Ce monstre est un de ces animaux qu'on appelle généralement "mon ange!" c'est-a-dire une femme. L'autre monstre, celui qui crie a tue-tete, un bâton a la main, est un mari. Il a enchaîné sa femme légitime comme une bete, et il la montre dans les faubourgs, les jours de foire, avec permission des magistrats, cela va sans dire.
"Faites bien attention! Voyez avec quelle voracité (non simulée peut-etre!) elle déchire des lapins vivants et des volailles piaillantes que lui jette son cornac. "Allons, dit-il, il ne faut pas manger tout son bien en un jour, et, sur cette sage parole, il lui arrache cruellement la proie, dont les boyaux dévidés restent un instant accrochés aux dents de la bete féroce, de la femme, veux-je dire.
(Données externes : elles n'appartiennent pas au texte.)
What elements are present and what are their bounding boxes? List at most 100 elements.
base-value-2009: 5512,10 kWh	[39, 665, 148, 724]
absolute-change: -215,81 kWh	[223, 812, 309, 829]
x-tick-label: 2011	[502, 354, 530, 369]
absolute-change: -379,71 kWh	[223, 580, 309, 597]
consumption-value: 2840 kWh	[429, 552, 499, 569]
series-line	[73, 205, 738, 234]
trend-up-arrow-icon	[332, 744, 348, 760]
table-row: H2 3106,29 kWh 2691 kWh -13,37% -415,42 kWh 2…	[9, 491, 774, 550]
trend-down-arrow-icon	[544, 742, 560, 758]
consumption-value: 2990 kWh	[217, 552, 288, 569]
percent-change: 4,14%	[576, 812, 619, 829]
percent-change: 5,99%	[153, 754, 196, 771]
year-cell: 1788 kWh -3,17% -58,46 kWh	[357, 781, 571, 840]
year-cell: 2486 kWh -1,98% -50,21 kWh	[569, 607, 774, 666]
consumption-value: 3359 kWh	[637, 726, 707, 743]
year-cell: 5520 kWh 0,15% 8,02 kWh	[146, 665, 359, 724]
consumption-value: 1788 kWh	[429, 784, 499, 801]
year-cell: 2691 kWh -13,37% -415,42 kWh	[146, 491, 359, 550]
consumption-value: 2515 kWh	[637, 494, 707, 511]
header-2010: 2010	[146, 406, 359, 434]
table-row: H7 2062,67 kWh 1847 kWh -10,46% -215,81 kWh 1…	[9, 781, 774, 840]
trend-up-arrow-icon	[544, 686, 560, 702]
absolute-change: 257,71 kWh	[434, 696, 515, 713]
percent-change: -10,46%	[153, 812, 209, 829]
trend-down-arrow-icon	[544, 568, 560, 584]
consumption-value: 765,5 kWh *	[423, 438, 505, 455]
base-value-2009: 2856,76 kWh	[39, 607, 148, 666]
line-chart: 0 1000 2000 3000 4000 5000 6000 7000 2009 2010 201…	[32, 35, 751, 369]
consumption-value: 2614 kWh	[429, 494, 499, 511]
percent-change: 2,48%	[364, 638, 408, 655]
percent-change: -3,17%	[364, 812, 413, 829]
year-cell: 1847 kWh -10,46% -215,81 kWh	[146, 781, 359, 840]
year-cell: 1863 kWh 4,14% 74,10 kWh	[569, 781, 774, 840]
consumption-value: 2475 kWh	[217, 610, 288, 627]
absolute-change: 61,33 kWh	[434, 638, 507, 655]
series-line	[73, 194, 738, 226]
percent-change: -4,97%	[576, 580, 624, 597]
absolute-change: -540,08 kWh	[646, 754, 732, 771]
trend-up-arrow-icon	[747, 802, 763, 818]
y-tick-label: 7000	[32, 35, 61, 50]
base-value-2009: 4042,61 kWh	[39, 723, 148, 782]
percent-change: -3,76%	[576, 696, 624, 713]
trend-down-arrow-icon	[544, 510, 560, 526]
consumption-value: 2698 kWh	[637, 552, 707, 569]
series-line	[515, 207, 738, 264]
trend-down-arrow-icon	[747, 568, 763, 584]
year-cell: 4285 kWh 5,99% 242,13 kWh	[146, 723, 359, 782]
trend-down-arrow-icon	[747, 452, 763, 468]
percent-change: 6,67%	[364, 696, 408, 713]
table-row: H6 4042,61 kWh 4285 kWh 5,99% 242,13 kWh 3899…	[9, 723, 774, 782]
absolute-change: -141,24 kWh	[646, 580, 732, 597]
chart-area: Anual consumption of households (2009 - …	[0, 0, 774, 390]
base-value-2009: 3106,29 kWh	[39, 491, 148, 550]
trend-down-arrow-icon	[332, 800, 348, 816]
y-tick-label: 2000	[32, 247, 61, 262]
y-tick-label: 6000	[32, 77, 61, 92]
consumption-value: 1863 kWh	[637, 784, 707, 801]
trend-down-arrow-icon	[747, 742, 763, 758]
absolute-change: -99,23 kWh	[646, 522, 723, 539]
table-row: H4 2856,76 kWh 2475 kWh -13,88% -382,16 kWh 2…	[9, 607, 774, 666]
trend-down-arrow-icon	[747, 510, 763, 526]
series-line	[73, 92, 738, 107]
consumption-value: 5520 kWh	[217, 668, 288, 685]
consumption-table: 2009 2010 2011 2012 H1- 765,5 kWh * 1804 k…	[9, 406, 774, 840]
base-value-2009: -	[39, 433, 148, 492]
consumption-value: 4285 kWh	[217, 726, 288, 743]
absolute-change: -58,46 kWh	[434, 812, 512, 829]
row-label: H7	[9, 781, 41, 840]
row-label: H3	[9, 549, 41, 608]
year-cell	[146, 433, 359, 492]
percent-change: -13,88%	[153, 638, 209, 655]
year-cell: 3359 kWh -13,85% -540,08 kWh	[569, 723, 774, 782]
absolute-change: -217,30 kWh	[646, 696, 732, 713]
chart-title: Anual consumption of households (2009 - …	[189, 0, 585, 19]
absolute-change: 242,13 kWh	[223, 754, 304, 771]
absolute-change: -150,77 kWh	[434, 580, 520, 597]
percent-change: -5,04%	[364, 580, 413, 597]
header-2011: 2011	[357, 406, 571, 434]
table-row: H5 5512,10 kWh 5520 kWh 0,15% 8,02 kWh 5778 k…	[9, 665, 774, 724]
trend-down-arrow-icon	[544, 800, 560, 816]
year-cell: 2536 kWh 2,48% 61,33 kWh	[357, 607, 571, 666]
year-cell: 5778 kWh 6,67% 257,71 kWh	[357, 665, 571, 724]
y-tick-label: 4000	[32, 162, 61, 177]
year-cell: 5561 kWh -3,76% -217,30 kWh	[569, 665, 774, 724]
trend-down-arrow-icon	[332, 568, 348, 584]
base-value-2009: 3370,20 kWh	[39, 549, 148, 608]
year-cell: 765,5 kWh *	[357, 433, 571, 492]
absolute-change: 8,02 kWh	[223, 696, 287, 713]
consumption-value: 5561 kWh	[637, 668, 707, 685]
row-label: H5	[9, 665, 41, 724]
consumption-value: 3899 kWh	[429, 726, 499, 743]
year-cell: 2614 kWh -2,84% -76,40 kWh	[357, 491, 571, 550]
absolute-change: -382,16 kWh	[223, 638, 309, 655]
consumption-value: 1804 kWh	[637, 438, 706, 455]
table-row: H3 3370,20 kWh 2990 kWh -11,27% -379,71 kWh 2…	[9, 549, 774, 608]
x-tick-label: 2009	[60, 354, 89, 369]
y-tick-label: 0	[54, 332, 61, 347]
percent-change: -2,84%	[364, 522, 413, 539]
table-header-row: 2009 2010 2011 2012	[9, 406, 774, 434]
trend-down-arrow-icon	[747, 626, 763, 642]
"Allons! un bon coup de bâton pour la calmer! car elle darde des yeux terribles de convoitise sur la nourriture enlevée. Grand Dieu! le bâton n'est pas un bâton de comédie; avez-vous entendu résonner la chair, malgré le poil postiche? Aussi les yeux lui sortent maintenant de la tete, elle hurle plus naturellement. Dans sa rage, elle étincelle tout entiere, comme le fer qu'on bat.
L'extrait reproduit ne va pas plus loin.